There is some controversy about holding physicians strictly accountable to such guidelines in quality assurance efforts, because people aren't cakes or casseroles and the same recipe isn't necessarily right for all of us. For example, a physician might choose not to prescribe a drug because it is clear the patient won't adhere to the regimen. Nevertheless such guidelines do represent one method of helping to assure that people get the most appropriate, effective and cost-effective care.
Well, sure enough, they are also just one more target for drug company manipulation. I wrote a while back* about the Texas Medication Algorithm Project, which was funded by drug companies and touted in the President's New Freedom Commission report on mental health (a lot of "compassionate conservative" BS from early in the Chimpoleon administration that went nowhere, of course). It's a "decision tree" that by an amazing coincidence, leads to drugs manufactured by the project's sponsors -- and it was based on the expert opinions of drug company consulants, not evidence. (See also here for a perspective from a chapter of the National Alliance for the Mentally Ill, with some additional links.)

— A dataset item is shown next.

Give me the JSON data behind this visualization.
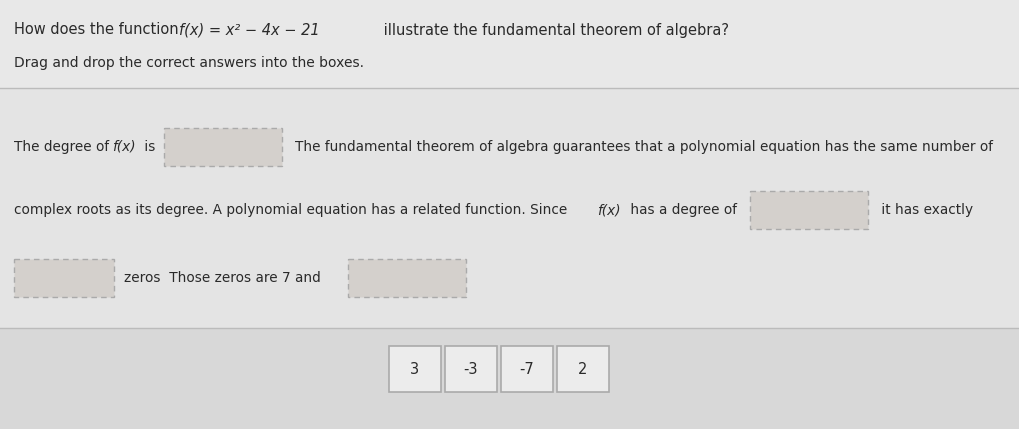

In the latest outrage, Eli Lilly got a drug called Xigris approved for treatment of sepsis in 2001, even though half of the advisory committee members who reviewed the drug voted against it. (Sepsis is essentially a bacterial infection that overwhelms the immune system. Adverse consequences of the immune response cause as much trouble as the infection itself -- these include fluid in the lungs, and shock, which is essentially a catastrophic fall in blood pressure.) Later trials established that Xigris increases the risk of bleeding and did not save lives compared with older, cheaper drugs. Oh yeah -- a treatment with Xigris costs $8,000.
Obviously, under the circumstances, Xigris was not selling well. So what did Lilly do? Invest its profits in coming up with a better drug, as John Stossel assures us is their only reason for making a profit in the first place? Sadly, no. Among other ploys, they hired a group of experts to create practice guidelines for treatment of sepsis -- including many who had other, existing financial relationships with Lilly -- that included use of Xigris. They also hired a public relations firm to tout the results. Their justification for endorsing Xigris was that it had been tested in randomized controlled trials, whereas the alternatives -- antibiotics -- had not. But you can't test antibiotics in controlled trials because it would be unethical -- we already know they work, so you can't compare them to placebo. And the clinical trials of Xigris showed it to be dangerous.

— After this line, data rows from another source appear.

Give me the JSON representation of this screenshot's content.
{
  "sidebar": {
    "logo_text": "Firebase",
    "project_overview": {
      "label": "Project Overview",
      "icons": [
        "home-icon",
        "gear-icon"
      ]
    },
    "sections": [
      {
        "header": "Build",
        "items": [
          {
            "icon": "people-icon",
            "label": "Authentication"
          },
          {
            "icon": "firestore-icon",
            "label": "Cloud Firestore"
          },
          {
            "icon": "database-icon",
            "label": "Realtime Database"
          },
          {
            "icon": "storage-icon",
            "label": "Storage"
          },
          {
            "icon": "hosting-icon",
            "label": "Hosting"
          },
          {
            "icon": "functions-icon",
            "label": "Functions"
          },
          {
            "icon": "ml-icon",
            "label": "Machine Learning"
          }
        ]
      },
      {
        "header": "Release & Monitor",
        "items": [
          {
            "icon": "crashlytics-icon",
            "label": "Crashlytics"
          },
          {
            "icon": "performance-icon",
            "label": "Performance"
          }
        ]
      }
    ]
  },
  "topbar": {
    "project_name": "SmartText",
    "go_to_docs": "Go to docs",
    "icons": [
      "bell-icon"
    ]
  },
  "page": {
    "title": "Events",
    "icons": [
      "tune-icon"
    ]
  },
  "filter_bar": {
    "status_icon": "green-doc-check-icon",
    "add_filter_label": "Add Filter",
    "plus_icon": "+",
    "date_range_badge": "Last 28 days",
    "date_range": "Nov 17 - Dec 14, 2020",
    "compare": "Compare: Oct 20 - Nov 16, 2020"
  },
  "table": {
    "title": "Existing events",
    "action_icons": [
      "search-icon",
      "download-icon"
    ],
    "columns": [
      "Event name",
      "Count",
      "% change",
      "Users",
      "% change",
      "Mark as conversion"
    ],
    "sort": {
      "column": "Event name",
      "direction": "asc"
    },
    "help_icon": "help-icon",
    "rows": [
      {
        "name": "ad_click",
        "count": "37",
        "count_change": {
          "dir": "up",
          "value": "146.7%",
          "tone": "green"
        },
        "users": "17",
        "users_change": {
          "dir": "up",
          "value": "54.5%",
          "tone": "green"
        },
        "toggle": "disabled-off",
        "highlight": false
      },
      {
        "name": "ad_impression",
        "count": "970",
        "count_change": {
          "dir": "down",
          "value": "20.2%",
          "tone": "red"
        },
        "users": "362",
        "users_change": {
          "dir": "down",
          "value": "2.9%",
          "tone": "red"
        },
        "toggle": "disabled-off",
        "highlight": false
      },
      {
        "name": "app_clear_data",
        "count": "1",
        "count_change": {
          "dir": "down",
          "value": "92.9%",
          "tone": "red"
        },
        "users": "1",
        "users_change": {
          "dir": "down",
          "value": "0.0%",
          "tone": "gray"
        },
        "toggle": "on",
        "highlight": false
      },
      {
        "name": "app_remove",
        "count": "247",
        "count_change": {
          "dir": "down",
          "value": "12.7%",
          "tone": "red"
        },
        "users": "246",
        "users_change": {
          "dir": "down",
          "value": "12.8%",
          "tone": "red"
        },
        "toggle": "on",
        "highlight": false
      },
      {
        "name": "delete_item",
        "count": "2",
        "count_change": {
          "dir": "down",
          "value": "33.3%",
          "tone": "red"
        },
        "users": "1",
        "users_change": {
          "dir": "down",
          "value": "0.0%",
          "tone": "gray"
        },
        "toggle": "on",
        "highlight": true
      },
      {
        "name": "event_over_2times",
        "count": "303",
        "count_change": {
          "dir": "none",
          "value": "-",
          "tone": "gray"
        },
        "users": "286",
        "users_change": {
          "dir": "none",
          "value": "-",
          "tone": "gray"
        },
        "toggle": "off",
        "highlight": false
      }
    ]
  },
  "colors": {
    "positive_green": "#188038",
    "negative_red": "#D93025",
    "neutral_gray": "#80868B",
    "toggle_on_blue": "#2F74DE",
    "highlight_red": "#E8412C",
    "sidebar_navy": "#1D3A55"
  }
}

There are more details and complexities to all this, which I won't go into. But here's my bottom line: experts who sell their opinions are far worse than prostitutes. They are, in this case, quite possibly murderers. Yet they occupy prestigious positions in universities, enjoy huge incomes, and presumably the esteem of their colleagues. They should be outed, and disgraced.
*Or at least I thought I did, but the post appears to be saved as a draft only. Somehow I never put it up. Oh well.